Berkshire Bar Association President Chris S. Dodig, whose organization helped sponsor the council session in Pittsfield, read from a letter submitted by the bar. He said Rota "understands the unique characteristics of Berkshire County, and it would be a natural progression for him to finish his career as a judge serving this region."

Attorney Leonard H. Cohen, a colleague for many years, said he would advocate on behalf of the public in the nomination process, adding, "The public deserves to have the very best, so if you want to confirm the very best, confirm Bill Rota."

Rota "has worked both sides of the aisle," as a prosecutor and a defense attorney, and has come to understand the people and the community, which is especially important at the district court level, Cohen said.

Janet H. Pumphrey, who also worked with Rota, said he "was quite the mentor and I really appreciated it." She said she read many of his cases and knows him to be "an excellent lawyer. He doesn't make mistakes and he plays fairly and plays by the rules."

Rota's experience and balanced approach, she said, would ensure people whose experience in District Court may be limited leave feeling they have been treated fairly. "Bill can do both those things," Pumphrey said.

Nearly 80 people attended the public comment session, which was conducted by Governor's Council members Michael Albano of Longmeadow and Michael Albano and Robert Jubinville of Milton, who said they hope to hold additional regional public sessions for nominees for posts outside eastern Massachusetts.

The councilors oversaw a similar public input session July 14 in Springfield for William J. O'Grady, a nominee for associate justice of the Chicopee District Court. Several speakers on Monday thanked the councilors for providing an opportunity to offer testimony on a nominee "without having to travel to Boston."

Rota has 30 years of private practice experience in civil and criminal litigation. He has maintained a practice in Pittsfield since 2000 and from 1986 to 2000 worked in the Cain, Hibbard, Myers & Cook firm in the city. He also served as an assistant district attorney in Berkshire County for three years during the 1980s.
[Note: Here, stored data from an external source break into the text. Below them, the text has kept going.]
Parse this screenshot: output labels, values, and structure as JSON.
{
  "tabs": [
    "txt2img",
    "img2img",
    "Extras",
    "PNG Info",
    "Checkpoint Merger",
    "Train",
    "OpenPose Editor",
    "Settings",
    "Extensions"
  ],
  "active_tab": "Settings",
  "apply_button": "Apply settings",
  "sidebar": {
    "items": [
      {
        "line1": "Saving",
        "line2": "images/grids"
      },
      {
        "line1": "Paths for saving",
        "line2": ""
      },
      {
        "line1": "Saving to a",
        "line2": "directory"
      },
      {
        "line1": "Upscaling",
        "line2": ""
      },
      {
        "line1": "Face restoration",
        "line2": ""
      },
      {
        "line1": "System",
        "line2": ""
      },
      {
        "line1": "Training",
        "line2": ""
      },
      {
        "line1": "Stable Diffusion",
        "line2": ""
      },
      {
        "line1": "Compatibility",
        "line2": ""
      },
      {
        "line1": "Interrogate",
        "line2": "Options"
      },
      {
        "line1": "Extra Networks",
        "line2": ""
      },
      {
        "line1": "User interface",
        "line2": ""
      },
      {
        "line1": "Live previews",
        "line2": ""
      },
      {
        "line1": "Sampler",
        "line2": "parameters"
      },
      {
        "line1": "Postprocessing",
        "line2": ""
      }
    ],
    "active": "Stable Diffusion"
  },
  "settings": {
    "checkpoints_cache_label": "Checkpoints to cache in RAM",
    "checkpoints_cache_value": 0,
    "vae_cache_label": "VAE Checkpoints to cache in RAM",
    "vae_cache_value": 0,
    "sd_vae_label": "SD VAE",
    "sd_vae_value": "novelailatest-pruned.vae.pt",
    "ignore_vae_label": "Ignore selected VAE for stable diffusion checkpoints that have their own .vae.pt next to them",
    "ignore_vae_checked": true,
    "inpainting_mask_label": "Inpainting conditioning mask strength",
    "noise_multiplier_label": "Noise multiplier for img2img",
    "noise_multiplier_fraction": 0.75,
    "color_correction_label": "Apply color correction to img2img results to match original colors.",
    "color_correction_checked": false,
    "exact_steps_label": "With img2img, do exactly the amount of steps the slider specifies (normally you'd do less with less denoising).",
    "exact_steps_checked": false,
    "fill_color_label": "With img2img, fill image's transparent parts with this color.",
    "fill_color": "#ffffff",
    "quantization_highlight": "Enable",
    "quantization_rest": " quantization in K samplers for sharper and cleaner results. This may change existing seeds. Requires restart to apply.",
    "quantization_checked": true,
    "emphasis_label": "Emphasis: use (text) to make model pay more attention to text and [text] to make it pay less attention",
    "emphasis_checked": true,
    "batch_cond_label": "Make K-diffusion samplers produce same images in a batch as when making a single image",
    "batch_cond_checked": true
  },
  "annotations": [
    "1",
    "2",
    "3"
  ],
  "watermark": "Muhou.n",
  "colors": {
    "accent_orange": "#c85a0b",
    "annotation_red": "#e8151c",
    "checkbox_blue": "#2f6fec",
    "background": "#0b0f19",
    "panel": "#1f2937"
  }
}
Albano predicted at the close of the meeting that Rota's nomination hearing before the full eight-member council "will go smoothly," saying he would "guarantee" confirmation. The statement prompted a round of applause.

In the post, Rota would fill a vacancy created by the retirement of Judge James B. McElroy.

The governor nominated Pittsfield attorney Michael J. McCarthy to the same Southern Berkshire judgeship in late 2012, but the nomination was rejected by the Governor's Council after a disputed tie vote. McCarthy has since appealed to the counts, and his lawsuit is now before the state Supreme Judicial Court.